“It’s good to see them play.”
“He’s been better lately.” And Lydia would be lying if she didn’t admit that deep down somewhere she was missing her partner in seriousness. As much as she wanted him to be liberated from the grief of losing his father, and as much as she knew that would be a lifelong issue, part of her just wished that...
You can’t confide in your kids. You have to be an adult and have real conversations with the grown-ups around you.
That was sobering. And there were adults in her life, it was just that they were going to require details about her marriage—that much was apparent by the conversation she just had with Marianne. And probably eventually she was going to have to deal with Chase. Reckon with him.
She was so desperate to skip ahead a few pages and see where this was all going.
But somehow, she knew that it was uncharted territory, and she just didn’t know if she had the wherewithal to take more new on.
“How are your other displays coming?” Marianne asked.
“Come see. It’s still under construction, but I’m getting there with this section on war in Pear Blossom.”
“How...holiday appropriate,” Marianne said.
“Okay, it’s not overly cheery. But Dahlia went and talked to Walter Berryman the other day. And he had some really interesting insights into how that affected the town. Can you imagine... Just... All those young men leaving? It must’ve been so obvious here. The hole it left must have been so profound. And the losses must’ve felt so personal.”
Perhaps Lydia would find it more interesting if she didn’t feel like she was neck-deep in the particular issues that came with living in a small town. The endless connections that she had to her late husband. And the way that she cared about the people who cared about him. And all right, maybe she never needed to tell his mother that she had been planning on divorcing her son. She genuinely loved her mother-in-law. And she knew that she was lucky to be able to say that. A lot of people didn’t. But she’d known Sylvia for the better part of her life, and as Ruby’s caseworker, the woman had been an instrumental part of bringing Ruby into their family. All of that time was tightly wound with her marriage. With that relationship.
Why was Chase never particularly close to you?
She didn’t know the answer to that. All she knew was that when she thought his name, her lips burned, and she didn’t particularly care for that revelation.
“Are you actually going to do a museum display about you?” Lydia asked. She really wanted to change the subject. Just in her own brain.

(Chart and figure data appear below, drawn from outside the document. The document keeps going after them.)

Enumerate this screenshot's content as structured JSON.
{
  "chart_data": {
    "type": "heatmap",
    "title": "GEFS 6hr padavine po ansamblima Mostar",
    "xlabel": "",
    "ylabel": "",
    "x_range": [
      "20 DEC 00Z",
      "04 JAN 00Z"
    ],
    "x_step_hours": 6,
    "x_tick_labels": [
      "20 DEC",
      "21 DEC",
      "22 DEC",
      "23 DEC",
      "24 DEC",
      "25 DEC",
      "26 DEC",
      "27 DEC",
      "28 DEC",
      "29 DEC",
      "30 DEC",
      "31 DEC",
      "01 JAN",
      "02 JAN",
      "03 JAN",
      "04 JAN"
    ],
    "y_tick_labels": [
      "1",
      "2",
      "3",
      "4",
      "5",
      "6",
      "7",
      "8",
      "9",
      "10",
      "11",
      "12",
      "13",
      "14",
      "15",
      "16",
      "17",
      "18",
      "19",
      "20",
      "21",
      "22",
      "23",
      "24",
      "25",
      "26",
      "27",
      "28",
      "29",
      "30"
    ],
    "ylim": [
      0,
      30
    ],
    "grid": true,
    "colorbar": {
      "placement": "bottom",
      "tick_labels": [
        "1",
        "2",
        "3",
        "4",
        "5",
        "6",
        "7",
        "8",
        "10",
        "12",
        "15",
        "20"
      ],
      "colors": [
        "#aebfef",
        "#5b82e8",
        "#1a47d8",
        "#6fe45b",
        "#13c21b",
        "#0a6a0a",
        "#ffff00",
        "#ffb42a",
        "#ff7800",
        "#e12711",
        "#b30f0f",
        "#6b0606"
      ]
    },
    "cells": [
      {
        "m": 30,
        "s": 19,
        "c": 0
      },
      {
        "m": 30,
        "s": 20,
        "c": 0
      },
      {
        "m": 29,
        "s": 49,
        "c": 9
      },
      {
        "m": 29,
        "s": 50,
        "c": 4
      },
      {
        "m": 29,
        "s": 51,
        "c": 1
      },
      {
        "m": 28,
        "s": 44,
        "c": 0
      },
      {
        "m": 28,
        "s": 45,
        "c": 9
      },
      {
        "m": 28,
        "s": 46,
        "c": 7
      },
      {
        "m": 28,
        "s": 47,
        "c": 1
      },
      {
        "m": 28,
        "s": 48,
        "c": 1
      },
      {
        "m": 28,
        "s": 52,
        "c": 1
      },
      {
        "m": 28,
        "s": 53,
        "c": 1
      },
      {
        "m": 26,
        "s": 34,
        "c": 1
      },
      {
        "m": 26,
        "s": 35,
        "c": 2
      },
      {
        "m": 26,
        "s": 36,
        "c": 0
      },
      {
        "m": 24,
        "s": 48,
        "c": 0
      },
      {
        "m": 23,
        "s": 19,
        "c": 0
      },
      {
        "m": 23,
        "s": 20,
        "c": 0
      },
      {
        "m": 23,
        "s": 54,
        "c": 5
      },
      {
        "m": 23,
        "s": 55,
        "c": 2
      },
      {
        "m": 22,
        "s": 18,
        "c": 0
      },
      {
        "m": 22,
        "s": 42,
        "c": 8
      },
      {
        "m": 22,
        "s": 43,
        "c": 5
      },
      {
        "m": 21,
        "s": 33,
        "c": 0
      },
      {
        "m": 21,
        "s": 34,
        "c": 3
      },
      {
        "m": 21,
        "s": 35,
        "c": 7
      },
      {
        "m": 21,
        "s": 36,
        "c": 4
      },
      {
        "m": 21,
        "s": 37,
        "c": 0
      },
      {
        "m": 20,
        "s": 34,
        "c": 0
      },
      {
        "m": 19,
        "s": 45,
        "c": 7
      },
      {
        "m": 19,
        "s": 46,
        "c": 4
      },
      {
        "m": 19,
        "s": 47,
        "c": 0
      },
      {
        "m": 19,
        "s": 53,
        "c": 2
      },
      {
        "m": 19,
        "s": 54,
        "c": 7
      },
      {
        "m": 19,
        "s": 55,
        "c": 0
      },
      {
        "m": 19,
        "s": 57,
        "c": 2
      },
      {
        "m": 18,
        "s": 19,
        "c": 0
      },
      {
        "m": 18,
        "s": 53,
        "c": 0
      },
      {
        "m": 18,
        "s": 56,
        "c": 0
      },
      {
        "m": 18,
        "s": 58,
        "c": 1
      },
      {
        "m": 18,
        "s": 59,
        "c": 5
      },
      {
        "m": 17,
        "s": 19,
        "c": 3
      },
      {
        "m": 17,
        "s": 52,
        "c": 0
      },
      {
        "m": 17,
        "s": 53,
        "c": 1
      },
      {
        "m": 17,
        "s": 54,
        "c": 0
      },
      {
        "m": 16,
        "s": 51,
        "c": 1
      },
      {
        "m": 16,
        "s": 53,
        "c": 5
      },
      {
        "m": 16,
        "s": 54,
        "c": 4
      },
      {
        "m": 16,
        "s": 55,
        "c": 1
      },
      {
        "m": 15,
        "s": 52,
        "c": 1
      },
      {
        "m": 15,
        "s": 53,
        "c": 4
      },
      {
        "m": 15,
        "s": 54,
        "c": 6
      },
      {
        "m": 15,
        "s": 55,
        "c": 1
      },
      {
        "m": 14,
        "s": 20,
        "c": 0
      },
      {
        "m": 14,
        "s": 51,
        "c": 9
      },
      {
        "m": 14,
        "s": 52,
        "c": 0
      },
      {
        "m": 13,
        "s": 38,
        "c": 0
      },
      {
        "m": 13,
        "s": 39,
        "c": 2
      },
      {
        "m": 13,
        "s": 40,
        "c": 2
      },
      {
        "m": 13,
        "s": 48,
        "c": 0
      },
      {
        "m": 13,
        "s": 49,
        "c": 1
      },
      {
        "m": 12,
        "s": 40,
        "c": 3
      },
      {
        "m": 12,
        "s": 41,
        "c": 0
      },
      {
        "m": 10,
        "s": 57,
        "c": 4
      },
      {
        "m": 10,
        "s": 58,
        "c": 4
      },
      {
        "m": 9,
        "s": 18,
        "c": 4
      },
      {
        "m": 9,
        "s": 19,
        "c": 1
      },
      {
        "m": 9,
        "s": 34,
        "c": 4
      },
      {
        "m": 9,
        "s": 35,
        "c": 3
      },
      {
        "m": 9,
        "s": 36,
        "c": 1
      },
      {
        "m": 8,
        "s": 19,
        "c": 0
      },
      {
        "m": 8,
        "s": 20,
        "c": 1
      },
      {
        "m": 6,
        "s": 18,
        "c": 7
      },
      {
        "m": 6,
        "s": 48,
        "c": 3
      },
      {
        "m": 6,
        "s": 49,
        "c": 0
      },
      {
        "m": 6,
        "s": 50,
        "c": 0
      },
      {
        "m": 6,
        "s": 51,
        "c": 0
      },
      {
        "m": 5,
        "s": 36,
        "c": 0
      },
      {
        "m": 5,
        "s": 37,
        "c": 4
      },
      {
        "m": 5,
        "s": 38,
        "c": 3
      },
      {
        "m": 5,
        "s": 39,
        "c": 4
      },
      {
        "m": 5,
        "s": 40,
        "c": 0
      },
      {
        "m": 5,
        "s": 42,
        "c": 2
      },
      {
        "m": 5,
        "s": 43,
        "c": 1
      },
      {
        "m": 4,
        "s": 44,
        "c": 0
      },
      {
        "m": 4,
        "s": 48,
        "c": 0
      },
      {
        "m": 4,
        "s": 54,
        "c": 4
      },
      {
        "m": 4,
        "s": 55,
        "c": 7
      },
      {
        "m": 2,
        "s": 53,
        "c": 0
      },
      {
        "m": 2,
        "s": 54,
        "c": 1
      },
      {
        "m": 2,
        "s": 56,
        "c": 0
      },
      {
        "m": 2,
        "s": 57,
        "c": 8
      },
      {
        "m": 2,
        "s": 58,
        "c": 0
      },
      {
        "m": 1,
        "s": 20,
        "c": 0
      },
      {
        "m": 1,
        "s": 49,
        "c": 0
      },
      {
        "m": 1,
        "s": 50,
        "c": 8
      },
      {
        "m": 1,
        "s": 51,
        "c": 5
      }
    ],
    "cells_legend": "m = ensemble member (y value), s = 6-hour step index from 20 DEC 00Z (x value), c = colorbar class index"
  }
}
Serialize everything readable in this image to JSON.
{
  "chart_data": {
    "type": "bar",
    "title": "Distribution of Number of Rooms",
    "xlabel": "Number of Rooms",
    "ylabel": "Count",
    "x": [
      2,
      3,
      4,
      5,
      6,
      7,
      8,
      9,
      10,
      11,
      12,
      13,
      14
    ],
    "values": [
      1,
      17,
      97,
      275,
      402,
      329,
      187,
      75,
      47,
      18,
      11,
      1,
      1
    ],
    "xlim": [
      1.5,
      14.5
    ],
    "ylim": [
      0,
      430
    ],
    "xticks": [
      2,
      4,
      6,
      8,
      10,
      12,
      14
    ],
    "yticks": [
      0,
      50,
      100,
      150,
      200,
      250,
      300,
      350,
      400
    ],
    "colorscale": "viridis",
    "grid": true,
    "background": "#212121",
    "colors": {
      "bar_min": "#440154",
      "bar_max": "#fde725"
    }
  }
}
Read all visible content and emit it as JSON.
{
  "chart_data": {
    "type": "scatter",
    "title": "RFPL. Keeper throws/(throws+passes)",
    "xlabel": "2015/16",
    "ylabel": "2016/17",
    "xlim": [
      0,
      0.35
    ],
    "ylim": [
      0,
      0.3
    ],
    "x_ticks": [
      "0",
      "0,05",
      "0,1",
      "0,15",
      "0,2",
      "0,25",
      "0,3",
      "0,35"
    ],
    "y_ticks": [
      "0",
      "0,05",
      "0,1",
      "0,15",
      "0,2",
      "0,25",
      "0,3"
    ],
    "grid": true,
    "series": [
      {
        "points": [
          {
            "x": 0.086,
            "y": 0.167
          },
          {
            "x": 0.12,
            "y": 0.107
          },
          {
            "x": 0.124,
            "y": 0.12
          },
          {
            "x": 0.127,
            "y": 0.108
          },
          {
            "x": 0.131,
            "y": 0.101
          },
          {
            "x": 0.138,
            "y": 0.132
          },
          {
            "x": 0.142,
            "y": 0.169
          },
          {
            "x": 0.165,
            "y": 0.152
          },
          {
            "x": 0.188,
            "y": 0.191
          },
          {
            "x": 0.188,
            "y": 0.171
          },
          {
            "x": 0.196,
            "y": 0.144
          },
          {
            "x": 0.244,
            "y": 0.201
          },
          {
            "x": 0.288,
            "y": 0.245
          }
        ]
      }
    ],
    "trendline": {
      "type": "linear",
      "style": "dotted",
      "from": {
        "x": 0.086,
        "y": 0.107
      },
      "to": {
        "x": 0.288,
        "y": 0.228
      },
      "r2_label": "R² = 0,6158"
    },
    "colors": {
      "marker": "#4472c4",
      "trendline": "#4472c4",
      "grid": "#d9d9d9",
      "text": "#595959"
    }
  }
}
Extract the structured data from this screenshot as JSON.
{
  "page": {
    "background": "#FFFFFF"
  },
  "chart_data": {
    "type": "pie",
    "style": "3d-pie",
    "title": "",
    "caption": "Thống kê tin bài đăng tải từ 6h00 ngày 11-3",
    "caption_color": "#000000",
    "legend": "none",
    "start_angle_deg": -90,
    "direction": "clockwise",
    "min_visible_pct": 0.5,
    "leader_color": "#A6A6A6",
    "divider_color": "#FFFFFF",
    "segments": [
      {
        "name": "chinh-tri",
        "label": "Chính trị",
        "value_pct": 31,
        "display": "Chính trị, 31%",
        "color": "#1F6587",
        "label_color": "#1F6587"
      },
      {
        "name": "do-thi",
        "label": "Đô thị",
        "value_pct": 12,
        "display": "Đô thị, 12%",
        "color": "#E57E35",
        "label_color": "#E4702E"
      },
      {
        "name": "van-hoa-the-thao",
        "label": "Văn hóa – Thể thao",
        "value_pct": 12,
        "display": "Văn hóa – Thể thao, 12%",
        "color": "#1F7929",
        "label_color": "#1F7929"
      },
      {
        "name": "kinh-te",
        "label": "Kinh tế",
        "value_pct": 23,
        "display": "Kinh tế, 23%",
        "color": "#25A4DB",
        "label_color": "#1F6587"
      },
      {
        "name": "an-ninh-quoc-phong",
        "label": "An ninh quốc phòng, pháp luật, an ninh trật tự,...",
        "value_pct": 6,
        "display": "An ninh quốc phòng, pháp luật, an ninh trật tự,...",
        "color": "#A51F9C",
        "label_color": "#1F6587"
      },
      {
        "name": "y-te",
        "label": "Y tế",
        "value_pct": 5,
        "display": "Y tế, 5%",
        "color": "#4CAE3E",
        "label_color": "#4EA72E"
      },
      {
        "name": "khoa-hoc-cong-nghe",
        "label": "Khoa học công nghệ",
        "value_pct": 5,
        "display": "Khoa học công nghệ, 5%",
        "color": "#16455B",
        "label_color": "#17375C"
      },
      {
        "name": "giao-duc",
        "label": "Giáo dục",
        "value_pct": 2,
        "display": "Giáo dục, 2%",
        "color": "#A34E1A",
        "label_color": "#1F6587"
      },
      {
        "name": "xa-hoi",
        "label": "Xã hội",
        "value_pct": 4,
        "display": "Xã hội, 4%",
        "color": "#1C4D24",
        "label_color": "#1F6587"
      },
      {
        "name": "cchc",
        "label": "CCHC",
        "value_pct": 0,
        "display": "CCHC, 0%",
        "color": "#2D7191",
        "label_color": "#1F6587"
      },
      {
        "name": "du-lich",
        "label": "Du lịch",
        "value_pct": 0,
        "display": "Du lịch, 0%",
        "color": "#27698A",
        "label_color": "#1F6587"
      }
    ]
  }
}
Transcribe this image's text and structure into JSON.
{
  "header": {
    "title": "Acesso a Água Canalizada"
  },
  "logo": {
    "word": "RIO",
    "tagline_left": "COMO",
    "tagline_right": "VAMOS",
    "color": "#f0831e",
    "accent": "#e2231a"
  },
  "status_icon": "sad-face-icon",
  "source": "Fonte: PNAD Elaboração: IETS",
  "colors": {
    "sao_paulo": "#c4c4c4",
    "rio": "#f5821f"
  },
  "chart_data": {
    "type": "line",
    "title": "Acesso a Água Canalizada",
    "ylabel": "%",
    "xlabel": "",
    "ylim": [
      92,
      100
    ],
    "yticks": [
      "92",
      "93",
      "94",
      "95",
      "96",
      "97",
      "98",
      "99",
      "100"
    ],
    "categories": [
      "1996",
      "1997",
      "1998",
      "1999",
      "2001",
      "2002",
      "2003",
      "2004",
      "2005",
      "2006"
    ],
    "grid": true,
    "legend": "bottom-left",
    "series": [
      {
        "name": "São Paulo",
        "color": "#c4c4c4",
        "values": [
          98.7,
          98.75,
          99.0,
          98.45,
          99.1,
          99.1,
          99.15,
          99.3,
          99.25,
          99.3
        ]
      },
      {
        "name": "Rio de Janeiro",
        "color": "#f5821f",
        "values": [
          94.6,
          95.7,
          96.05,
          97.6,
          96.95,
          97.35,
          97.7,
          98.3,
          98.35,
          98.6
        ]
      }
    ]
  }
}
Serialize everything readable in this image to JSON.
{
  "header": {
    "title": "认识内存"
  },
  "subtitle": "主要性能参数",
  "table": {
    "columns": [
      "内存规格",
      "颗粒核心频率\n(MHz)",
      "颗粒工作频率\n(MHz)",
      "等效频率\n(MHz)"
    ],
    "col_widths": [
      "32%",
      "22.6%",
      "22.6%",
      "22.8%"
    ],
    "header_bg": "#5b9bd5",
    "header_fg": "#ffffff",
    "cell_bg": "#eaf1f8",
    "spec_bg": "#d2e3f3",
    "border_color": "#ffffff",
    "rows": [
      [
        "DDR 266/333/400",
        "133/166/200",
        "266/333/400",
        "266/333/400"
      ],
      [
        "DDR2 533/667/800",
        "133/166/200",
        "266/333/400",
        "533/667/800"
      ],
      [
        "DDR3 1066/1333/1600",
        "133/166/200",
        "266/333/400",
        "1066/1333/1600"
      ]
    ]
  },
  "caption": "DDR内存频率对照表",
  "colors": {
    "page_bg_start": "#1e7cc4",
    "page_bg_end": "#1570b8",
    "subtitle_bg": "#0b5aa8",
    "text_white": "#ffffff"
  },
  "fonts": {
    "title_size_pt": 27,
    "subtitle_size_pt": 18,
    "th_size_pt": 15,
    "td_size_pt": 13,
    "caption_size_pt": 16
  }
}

Ruby looked appalled. “No. I’m going to go ahead and skip the museum display on the more recent events in town. Honestly, can you imagine? It would be like building a statue of myself.” She made a gagging sound. “I could erect a replica of the bridge, and put a little baby doll on it. Kids could practice rescuing me.”
“Don’t say that,” Lydia said, “because now I’m starting to think it’s a good idea.”
“Oh, it’s so grim,” Ruby said. Her sister lapsed off somewhere, and Lydia didn’t know where.
“What?” Lydia asked Ruby.
“Nothing.” Except she looked like she had something she wanted to say. And Lydia could relate to that, because it was about where she was at too.
“What’s grim?” Dahlia walked in wearing a black beanie, a black hoodie and black skinny jeans, looking every inch the little dark heart she’d been in high school.
“Ruby is talking about making a display of herself abandoned as a baby,” Marianne said. “It is in very poor taste.”
“Extremely poor,” Ruby agreed.
“I like it,” Dahlia said.
“So, Marianne and I were trying this thing earlier,” Lydia said. “Where we were honest with each other about things.”
“That sounds terrible,” Ruby replied, grinning.
“It is,” Marianne agreed, looking angrily at Lydia. It was clear that Marianne didn’t exactly want to get into her marital issues in front of Ruby. Which was fine. She wasn’t going to drag Marianne into it.
And while she stood there at the display with all of her sisters, she realized that it was her fault they were so careful with her. They couldn’t read her because she wouldn’t let them.
Marianne almost hadn’t shared her issues because she hadn’t realized Lydia could relate.
If Lydia felt distant... It was her own fault. And she needed to do something about it.
Eyes still on the display in front of her, she finally spoke the truth. “I was going to divorce him.”